Ein Lieferando-Fahrer auf einem Rad vor einer verschwpommen fotografierten Straße
Zwischen Hubs, Betrieben und Plattformökonomie. CC-BY-SA 2.0 René Mentschke

In Darmstadt hatten Lieferando-Fahrer*innen im Januar einen Betriebsrat gewählt. Lieferando hat die Wahl angefochten, das Arbeitsgericht Darmstadt erklärte sie nach mehreren Güteterminen am 26. August für unwirksam. Der Betriebsrat zieht nun vor das hessische Landesarbeitsgericht in Frankfurt.

Bei dem Prozess geht es um eine Frage, die weitreichende Folgen für Lieferando-Fahrer*innen in ganz Deutschland haben kann: Viele von ihnen arbeiten in Städten ohne feste Lieferando-Niederlassung, so wie Darmstadt. Gibt es dort trotzdem einen eigenen Betrieb, für den die Fahrer*innen einen eigenen Betriebsrat gründen können?

Die Klärung dieser Frage zieht sich schon länger hin. Noch unter Foodora hatten Fahrer*innen in Münster einen Betriebsrat gegründet, obwohl das Unternehmen dort keine Niederlassung hatte. Das Verfahren wurde 2019 wegen eines Formfehlers eingestellt, die von Fahrer*innen erhoffte Festlegung gab es damals nicht.
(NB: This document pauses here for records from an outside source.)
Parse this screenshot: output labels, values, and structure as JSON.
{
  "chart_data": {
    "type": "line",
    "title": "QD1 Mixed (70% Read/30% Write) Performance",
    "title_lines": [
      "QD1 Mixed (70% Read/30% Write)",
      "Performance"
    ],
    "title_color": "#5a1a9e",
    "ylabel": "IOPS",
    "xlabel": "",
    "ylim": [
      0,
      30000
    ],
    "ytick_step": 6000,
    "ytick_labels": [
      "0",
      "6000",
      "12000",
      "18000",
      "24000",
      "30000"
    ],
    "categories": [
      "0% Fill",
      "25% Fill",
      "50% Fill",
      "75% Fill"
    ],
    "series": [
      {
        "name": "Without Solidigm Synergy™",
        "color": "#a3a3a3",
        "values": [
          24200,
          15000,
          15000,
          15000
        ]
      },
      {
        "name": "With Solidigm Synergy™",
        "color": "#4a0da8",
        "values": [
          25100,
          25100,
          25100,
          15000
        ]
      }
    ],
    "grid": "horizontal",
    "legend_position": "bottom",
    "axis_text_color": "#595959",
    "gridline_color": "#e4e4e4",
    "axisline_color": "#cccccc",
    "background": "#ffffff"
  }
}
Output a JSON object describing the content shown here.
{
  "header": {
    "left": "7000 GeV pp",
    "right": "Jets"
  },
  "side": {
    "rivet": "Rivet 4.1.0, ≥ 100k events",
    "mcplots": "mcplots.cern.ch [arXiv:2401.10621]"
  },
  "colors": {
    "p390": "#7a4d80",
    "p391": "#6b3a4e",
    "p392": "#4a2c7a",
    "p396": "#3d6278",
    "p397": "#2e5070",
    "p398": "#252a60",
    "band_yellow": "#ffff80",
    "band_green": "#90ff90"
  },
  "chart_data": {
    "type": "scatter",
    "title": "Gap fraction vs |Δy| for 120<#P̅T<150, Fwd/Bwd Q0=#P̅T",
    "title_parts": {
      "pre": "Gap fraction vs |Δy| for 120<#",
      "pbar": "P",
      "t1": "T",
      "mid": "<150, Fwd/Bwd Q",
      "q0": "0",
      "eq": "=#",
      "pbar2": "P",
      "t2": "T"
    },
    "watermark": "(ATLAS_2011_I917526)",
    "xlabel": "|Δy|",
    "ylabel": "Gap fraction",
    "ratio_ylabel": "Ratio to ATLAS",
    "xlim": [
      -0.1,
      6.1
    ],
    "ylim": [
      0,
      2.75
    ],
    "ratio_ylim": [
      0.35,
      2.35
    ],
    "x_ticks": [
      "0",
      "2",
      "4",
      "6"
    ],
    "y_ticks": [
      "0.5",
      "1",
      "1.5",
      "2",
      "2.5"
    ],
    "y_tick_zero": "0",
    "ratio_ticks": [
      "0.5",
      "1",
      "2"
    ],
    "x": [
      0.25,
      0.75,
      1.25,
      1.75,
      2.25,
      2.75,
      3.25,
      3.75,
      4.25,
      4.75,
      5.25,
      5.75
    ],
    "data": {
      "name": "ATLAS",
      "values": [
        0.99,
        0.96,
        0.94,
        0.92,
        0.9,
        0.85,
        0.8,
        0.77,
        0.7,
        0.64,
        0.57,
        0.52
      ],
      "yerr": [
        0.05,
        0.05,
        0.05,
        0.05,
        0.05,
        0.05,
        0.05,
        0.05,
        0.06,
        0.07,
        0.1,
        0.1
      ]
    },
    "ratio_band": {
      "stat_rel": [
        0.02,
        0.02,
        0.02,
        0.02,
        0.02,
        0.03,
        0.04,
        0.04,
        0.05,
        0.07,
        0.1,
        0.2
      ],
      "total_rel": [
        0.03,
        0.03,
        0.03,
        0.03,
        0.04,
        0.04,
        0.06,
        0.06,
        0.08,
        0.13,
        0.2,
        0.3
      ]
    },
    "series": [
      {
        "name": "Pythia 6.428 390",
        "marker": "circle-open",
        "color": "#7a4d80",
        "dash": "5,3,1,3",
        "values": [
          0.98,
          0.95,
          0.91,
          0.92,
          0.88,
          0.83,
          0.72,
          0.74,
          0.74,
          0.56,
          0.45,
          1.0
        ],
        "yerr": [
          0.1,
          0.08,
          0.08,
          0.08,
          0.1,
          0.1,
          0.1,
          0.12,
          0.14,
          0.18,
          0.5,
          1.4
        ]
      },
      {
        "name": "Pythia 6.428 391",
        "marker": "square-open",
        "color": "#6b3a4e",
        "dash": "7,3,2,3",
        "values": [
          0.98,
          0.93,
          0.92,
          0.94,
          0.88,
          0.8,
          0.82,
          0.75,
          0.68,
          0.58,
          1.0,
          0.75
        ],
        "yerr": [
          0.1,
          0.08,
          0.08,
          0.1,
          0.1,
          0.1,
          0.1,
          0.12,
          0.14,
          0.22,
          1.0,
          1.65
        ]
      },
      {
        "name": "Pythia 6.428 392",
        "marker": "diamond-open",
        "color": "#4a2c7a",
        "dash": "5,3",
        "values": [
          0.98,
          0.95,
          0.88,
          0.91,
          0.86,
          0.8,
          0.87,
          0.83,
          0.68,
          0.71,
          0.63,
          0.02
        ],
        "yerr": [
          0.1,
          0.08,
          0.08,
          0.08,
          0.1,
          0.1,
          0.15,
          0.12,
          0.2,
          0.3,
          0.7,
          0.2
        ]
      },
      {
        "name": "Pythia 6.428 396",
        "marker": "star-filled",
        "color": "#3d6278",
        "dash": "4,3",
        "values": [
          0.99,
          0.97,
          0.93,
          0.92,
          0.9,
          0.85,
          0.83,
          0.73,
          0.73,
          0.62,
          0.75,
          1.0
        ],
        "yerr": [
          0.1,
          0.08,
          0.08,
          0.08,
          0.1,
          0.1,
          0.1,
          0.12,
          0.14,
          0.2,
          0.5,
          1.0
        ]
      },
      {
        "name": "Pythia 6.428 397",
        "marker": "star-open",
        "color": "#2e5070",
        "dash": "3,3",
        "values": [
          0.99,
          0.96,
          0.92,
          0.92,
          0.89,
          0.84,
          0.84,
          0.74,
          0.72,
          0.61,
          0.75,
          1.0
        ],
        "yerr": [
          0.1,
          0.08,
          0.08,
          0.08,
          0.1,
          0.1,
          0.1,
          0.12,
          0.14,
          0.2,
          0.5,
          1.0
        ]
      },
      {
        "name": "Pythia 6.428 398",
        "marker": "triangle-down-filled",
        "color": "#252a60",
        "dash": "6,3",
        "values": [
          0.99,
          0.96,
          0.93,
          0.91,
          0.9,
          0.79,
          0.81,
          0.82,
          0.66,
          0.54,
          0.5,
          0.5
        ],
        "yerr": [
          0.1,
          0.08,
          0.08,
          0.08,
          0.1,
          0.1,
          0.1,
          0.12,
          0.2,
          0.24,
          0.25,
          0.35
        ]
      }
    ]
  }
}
Arbeitsgericht hat Lieferando zugestimmt

Das Arbeitsgericht Darmstadt hat die Einschätzung von Lieferando, in der Stadt gebe es keinen Betriebssitz, bestätigt. „Wir hatten die Darmstädter Wahlinitiatoren von Beginn darauf hingewiesen, dass im Zweifel ein Gericht entscheiden muss, ob die Wahl eines zusätzlichen Betriebsrats für nur das Darmstädter Liefergebiet rechtskonform sein könnte“, so ein Sprecher der Unternehmensmutter Takeaway zu netzpolitik.org. Man suche jedoch weiter den konstruktiven Dialog, „im Interesse einer funktionierenden Mitbestimmung für die gesamte Region.“

Der Darmstädter Betriebsrat hat Beschwerde gegen das Urteil beim Landesarbeitsgericht Hessen eingelegt. Bis dahin bleibt der jetzige Betriebsrat bestehen. „Wir werden uns vom Urteil nicht einschüchtern lassen und genauso weiterarbeiten wie bisher“, so der Vorsitzende des Betriebsrats zu netzpolitik.org. „Wir sehen uns weiter als einen eigenständigen, betriebsratsfähigen Betrieb.“ Bis es ein rechtskräftiges Urteil gebe, werde man bei der anstehenden Neuwahl auch wieder in Darmstadt wählen.

Betriebsrat fordert modernes Betriebsverfassungsgesetz

Als die aktuellen Regelungen geschrieben wurden, was wann ein eigenständiger Betrieb ist, war eine Organisation wie die von Lieferando noch nicht abzusehen. Deshalb brauche es eine Anpassung, meint der Betriebsratsvorsitzende.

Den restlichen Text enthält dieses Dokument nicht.